Additionally, it maintains a false binary between ”good fat people” (that is, fat people who spend their lives trying not to be fat) and “bad fat people” (those who do not “obey” societal standards by constantly trying to take up less space). The fat patients described in the bill are all the former: the ones who accept their ob*sity diagnosis and obediently seek “treatment” for the alleged wrongness of their body in an attempt to make it smaller. Perpetuation of this binary unequivocally causes harm – particularly to the “bad” fat people who choose not to pursue intentional weight loss – making anti-fat discrimination in healthcare settings far more likely for these patients, who are often slapped with labels such as “non-compliant” that can cause insurance companies to restrict their access to many different types of care.  

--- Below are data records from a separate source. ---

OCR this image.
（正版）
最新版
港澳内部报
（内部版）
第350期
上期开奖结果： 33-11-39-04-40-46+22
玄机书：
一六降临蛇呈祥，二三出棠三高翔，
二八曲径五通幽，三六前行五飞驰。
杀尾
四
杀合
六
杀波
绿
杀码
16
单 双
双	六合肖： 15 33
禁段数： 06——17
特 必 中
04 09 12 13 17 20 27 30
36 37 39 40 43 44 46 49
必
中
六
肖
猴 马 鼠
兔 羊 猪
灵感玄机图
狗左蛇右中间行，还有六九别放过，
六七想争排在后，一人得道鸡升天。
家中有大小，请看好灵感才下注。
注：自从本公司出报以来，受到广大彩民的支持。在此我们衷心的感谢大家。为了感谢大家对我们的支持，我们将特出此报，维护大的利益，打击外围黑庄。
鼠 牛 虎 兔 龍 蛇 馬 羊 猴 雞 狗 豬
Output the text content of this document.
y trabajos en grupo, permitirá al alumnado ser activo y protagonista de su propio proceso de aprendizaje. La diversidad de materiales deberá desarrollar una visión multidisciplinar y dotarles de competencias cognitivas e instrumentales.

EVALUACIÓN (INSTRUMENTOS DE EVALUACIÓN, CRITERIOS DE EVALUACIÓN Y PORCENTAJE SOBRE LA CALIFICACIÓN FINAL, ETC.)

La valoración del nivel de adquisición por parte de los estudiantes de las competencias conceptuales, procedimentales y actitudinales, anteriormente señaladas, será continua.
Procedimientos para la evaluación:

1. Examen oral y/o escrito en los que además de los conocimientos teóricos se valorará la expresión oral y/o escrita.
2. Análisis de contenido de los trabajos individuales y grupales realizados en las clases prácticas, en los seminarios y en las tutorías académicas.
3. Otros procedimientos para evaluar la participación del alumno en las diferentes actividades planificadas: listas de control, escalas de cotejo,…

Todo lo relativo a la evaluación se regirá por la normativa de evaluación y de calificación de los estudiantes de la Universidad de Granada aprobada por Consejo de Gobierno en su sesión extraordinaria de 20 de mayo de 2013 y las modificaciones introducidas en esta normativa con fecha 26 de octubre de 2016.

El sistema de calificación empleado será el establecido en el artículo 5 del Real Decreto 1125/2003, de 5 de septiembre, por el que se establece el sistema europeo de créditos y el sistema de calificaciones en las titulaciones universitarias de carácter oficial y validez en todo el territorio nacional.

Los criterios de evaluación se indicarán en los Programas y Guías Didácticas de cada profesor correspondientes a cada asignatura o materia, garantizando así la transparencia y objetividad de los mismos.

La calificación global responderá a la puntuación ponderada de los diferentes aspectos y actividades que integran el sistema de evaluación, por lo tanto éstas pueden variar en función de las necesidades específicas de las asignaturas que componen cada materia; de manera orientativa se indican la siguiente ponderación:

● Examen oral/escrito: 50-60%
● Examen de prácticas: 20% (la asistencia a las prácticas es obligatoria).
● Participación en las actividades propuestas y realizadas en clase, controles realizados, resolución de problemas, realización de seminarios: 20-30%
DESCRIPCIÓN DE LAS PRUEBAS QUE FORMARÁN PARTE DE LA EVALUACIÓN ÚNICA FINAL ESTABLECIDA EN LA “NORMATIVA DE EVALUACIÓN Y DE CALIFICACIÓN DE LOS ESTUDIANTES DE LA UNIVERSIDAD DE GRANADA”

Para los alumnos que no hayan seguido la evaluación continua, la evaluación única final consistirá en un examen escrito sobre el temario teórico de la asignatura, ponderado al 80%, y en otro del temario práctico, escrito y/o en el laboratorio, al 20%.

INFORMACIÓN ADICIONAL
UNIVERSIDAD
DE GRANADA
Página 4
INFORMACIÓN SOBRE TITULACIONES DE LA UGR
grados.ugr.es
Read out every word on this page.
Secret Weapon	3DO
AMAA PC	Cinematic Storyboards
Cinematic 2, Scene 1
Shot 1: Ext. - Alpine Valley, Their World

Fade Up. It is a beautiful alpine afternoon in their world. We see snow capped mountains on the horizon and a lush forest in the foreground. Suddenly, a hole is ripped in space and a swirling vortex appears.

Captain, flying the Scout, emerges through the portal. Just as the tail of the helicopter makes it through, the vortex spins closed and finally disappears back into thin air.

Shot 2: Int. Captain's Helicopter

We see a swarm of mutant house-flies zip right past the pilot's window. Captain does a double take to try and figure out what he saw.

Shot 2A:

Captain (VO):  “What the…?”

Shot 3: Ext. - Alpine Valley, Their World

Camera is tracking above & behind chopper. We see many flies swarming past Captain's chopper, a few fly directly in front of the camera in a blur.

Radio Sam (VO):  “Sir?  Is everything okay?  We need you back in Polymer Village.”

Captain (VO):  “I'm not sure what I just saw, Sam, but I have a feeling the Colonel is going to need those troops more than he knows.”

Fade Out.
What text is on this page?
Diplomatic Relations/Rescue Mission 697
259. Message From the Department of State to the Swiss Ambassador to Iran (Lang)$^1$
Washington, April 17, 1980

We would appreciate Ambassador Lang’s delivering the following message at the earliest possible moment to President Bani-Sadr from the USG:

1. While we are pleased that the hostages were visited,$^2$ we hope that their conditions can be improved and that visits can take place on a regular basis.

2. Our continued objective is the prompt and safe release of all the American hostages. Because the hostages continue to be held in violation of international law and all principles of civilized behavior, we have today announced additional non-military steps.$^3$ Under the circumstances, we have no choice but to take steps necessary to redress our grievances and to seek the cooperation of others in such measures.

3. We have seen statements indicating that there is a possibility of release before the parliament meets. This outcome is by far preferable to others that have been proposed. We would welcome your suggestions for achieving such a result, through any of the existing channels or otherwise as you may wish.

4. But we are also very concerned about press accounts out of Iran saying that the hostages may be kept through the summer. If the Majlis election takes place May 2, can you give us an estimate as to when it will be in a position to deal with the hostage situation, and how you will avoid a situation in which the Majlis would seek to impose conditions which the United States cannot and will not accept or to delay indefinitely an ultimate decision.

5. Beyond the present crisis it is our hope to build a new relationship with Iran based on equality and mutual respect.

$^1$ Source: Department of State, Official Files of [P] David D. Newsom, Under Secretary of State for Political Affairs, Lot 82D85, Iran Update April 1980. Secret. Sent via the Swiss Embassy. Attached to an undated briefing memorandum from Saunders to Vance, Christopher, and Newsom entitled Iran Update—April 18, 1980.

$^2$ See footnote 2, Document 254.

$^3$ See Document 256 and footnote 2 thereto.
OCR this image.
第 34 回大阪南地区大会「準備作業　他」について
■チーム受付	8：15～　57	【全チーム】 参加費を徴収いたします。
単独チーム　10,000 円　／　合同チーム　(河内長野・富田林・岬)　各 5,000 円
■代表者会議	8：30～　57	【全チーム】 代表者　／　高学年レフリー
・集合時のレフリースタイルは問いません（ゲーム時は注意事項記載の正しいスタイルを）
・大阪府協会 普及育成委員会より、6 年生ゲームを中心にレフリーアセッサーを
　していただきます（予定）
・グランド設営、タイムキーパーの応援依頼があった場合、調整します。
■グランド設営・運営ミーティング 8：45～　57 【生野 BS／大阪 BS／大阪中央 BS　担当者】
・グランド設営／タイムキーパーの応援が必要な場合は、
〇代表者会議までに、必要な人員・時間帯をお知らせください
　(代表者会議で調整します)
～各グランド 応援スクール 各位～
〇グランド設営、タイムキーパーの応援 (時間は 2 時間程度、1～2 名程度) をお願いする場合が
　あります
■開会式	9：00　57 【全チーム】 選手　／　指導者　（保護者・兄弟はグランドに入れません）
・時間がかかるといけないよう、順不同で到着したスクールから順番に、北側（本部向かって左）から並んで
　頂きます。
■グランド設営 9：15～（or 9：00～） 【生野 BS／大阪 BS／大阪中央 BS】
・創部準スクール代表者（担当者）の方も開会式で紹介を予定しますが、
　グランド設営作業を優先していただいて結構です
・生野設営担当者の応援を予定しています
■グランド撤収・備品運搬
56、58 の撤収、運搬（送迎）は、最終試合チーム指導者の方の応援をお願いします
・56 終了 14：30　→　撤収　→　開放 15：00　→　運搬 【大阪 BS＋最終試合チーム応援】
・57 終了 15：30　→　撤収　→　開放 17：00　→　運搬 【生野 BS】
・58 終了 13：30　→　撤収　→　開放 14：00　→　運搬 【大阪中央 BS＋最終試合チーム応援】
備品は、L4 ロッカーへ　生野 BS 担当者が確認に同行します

6. It Entirely Misses the Real Problem with Anti-Fatness in Healthcare

Nowhere in this bill are any conditions mentioned that aren’t correlated with fatness; yet, this is what so many people in large bodies struggle with. I hear horror stories from people about going to the doctor for an earache and being lectured about weight loss. The same colleague who I quoted about person-first language spent decades of their life with chronic pain that was blamed on their fatness. It wasn’t until age 38 that they were finally diagnosed with a progressive disability – a disability that, due to lack of treatment, has severely impacted their ability to stand and walk. Their diagnosis could have come so much sooner, and their mobility could have been preserved, if doctors had been able to look beyond their fatness and actually evaluate their symptoms, the way they would for a thin patient.

These problems are so common, nearly every fat patient can tell you a similar story–yet the bill of rights doesn’t even mention them. Instead, everything it advocates for has to do with fat people receiving treatment so that they can somehow magically not be fat anymore. It doesn’t address anti-fatness within healthcare – instead, it perpetuates it.


Make no mistake: while the Ob*sity Bill of Rights may appear to have the interests of fat patients in mind, it essentially only functions as yet another tool of anti-fat oppression. Rather than attempting to pathologize fatness and “treat” fat people out of existence, those whose care practices are truly rooted in freedom from oppression would do well to take the bill with a heaping tablespoon of salt and treat their patients like diverse human beings instead of walking, talking diagnoses.